Indonésie, de la carte postale de rêve aux réalités d'un archipel en danger

Pour beaucoup de monde, l'Indonésie est synonyme de voyage et les îles de Java, de Sumatra ou encore de Bali sont quelques-unes des destinations que propose cet immense archipel d'Asie du Sud-Est. Mais l'Indonésie, ce sont aussi ces images inoubliables du tsunami du 26 décembre 2004 dont l'épicentre se situait au nord de l'île de Sumatra et qui a fait dans ce pays plus de 150.000 morts, et plus de 200.000 morts en comptant les pays voisins du Sri Lanka, de Thaïlande, de Malaisie, etc. Mais nous savons aussi que les 17.000 îles de cet archipel sont gravement menacées par les conséquences du réchauffement climatique ; l'augmentation de la température réduit la saison des pluies, intensifie les précipitations et accroit les périodes de sécheresse, la montée du niveau de la mer est une réalité qui provoque des déplacements massifs de réfugiés climatiques et c'est l'indépendance alimentaire de l'Indonésie qui est menacée.

Mais l'actualité de l'Indonésie, vue de France et en dehors de la série noire aéronautique (mars 2014 avec le Boeing 777 sur le vol MH-370 et décembre 2014 avec l'A320 sur le vol QZ-8501), c'est depuis quelques temps la condamnation à mort du Français Serge Atlaoui. Quelle que soit son histoire, quels que soient les faits, condamner à mort et exécuter un homme heurte notre culture humaniste. Dans son discours du 17 septembre 1981 devant la représentation nationale, le garde des sceaux Robert Badinter qui y défendait l'abolition de la peine de mort expliquait le caractère assez peu dissuasif de cette sentence, et il réservait aux pays où la liberté est confisquée ce pouvoir de l’État de disposer jusqu'à la vie de ses citoyens. Robert Badinter reprenait aussi les propos de Jaurès, un abolitionniste militant : « La peine de mort est contraire à ce que l'humanité depuis deux mille ans a pensé de plus haut et rêve de plus noble.
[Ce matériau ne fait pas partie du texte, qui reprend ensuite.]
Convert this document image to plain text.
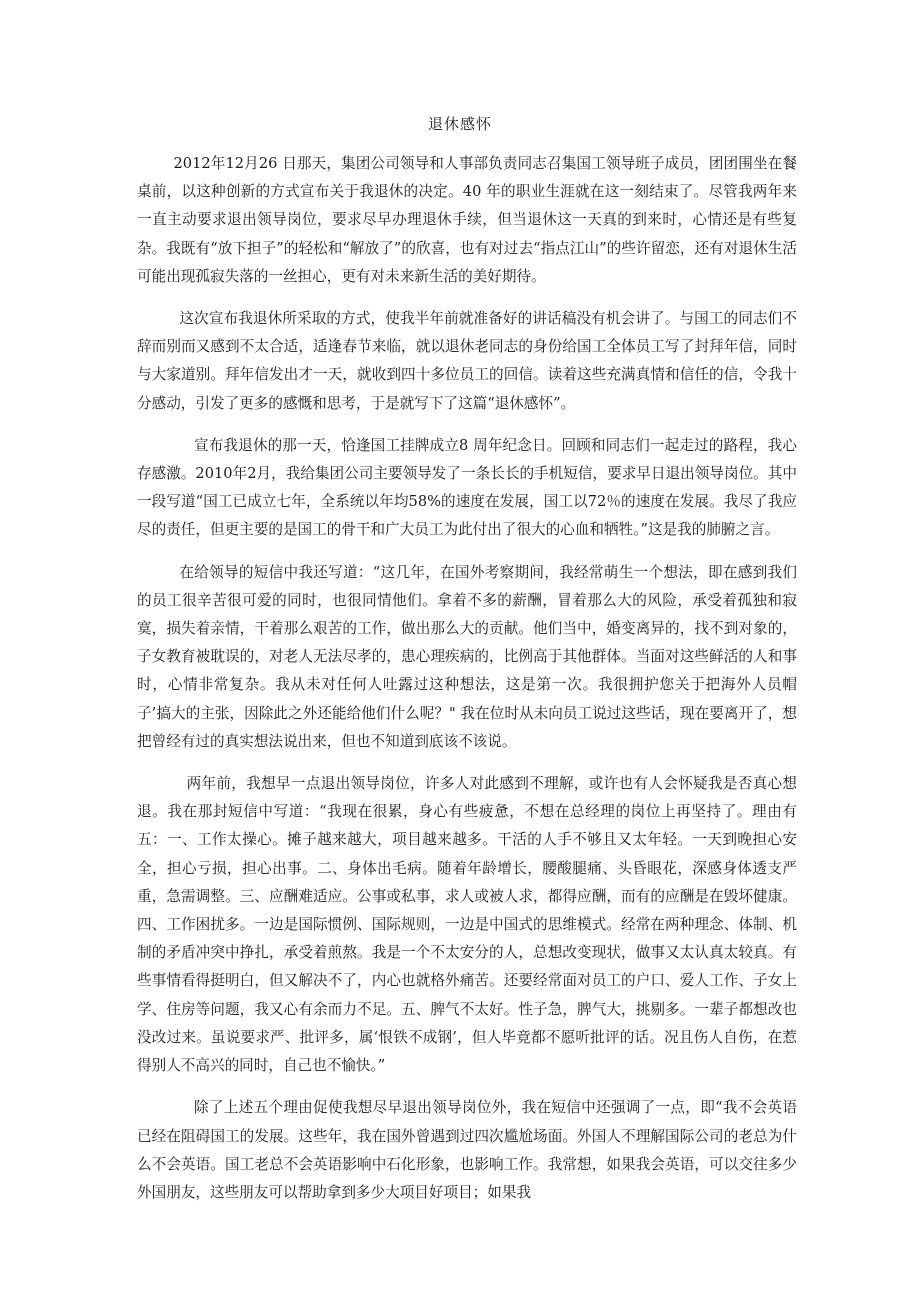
退休感怀

2012年12月26 日那天，集团公司领导和人事部负责同志召集国工领导班子成员，团团围坐在餐桌前，以这种创新的方式宣布关于我退休的决定。40 年的职业生涯就在这一刻结束了。尽管我两年来一直主动要求退出领导岗位，要求尽早办理退休手续，但当退休这一天真的到来时，心情还是有些复杂。我既有“放下担子”的轻松和“解放了”的欣喜，也有对过去“指点江山”的些许留恋，还有对退休生活可能出现孤寂失落的一丝担心，更有对未来新生活的美好期待。

这次宣布我退休所采取的方式，使我半年前就准备好的讲话稿没有机会讲了。与国工的同志们不辞而别而又感到不太合适，适逢春节来临，就以退休老同志的身份给国工全体员工写了封拜年信，同时与大家道别。拜年信发出才一天，就收到四十多位员工的回信。读着这些充满真情和信任的信，令我十分感动，引发了更多的感慨和思考，于是就写下了这篇“退休感怀”。

宣布我退休的那一天，恰逢国工挂牌成立8 周年纪念日。回顾和同志们一起走过的路程，我心存感激。2010年2月，我给集团公司主要领导发了一条长长的手机短信，要求早日退出领导岗位。其中一段写道“国工已成立七年，全系统以年均58%的速度在发展，国工以72％的速度在发展。我尽了我应尽的责任，但更主要的是国工的骨干和广大员工为此付出了很大的心血和牺牲。”这是我的肺腑之言。

在给领导的短信中我还写道：“这几年，在国外考察期间，我经常萌生一个想法，即在感到我们的员工很辛苦很可爱的同时，也很同情他们。拿着不多的薪酬，冒着那么大的风险，承受着孤独和寂寞，损失着亲情，干着那么艰苦的工作，做出那么大的贡献。他们当中，婚变离异的，找不到对象的，子女教育被耽误的，对老人无法尽孝的，患心理疾病的，比例高于其他群体。当面对这些鲜活的人和事时，心情非常复杂。我从未对任何人吐露过这种想法，这是第一次。我很拥护您关于把海外人员帽子’搞大的主张，因除此之外还能给他们什么呢？" 我在位时从未向员工说过这些话，现在要离开了，想把曾经有过的真实想法说出来，但也不知道到底该不该说。

两年前，我想早一点退出领导岗位，许多人对此感到不理解，或许也有人会怀疑我是否真心想退。我在那封短信中写道：“我现在很累，身心有些疲惫，不想在总经理的岗位上再坚持了。理由有五：一、工作太操心。摊子越来越大，项目越来越多。干活的人手不够且又太年轻。一天到晚担心安全，担心亏损，担心出事。二、身体出毛病。随着年龄增长，腰酸腿痛、头昏眼花，深感身体透支严重，急需调整。三、应酬难适应。公事或私事，求人或被人求，都得应酬，而有的应酬是在毁坏健康。四、工作困扰多。一边是国际惯例、国际规则，一边是中国式的思维模式。经常在两种理念、体制、机制的矛盾冲突中挣扎，承受着煎熬。我是一个不太安分的人，总想改变现状，做事又太认真太较真。有些事情看得挺明白，但又解决不了，内心也就格外痛苦。还要经常面对员工的户口、爱人工作、子女上学、住房等问题，我又心有余而力不足。五、脾气不太好。性子急，脾气大，挑剔多。一辈子都想改也没改过来。虽说要求严、批评多，属‘恨铁不成钢’，但人毕竟都不愿听批评的话。况且伤人自伤，在惹得别人不高兴的同时，自己也不愉快。”

除了上述五个理由促使我想尽早退出领导岗位外，我在短信中还强调了一点，即“我不会英语已经在阻碍国工的发展。这些年，我在国外曾遇到过四次尴尬场面。外国人不理解国际公司的老总为什么不会英语。国工老总不会英语影响中石化形象，也影响工作。我常想，如果我会英语，可以交往多少外国朋友，这些朋友可以帮助拿到多少大项目好项目；如果我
Elle est contraire à la fois à l'esprit du christianisme et à l'esprit de la Révolution ». Et Robert Badinter concluait son discours par : « Demain, grâce à vous la justice française ne sera plus une justice qui tue. Demain, grâce à vous, il n'y aura plus, pour notre honte commune, d'exécutions furtives, à l'aube, sous le dais noir, dans les prisons françaises. Demain, les pages sanglantes de notre justice seront tournées ». Mais si en 1981 la France était l'une des dernières démocraties occidentales à encore condamner à mort, il reste aujourd'hui une quarantaine de pays qui appliquent la peine de mort. Les États-Unis, la Chine, l'Inde, le Japon et l'Indonésie font tâche dans cette liste de 38 États où ils figurent à côté de dictatures d'un autre temps.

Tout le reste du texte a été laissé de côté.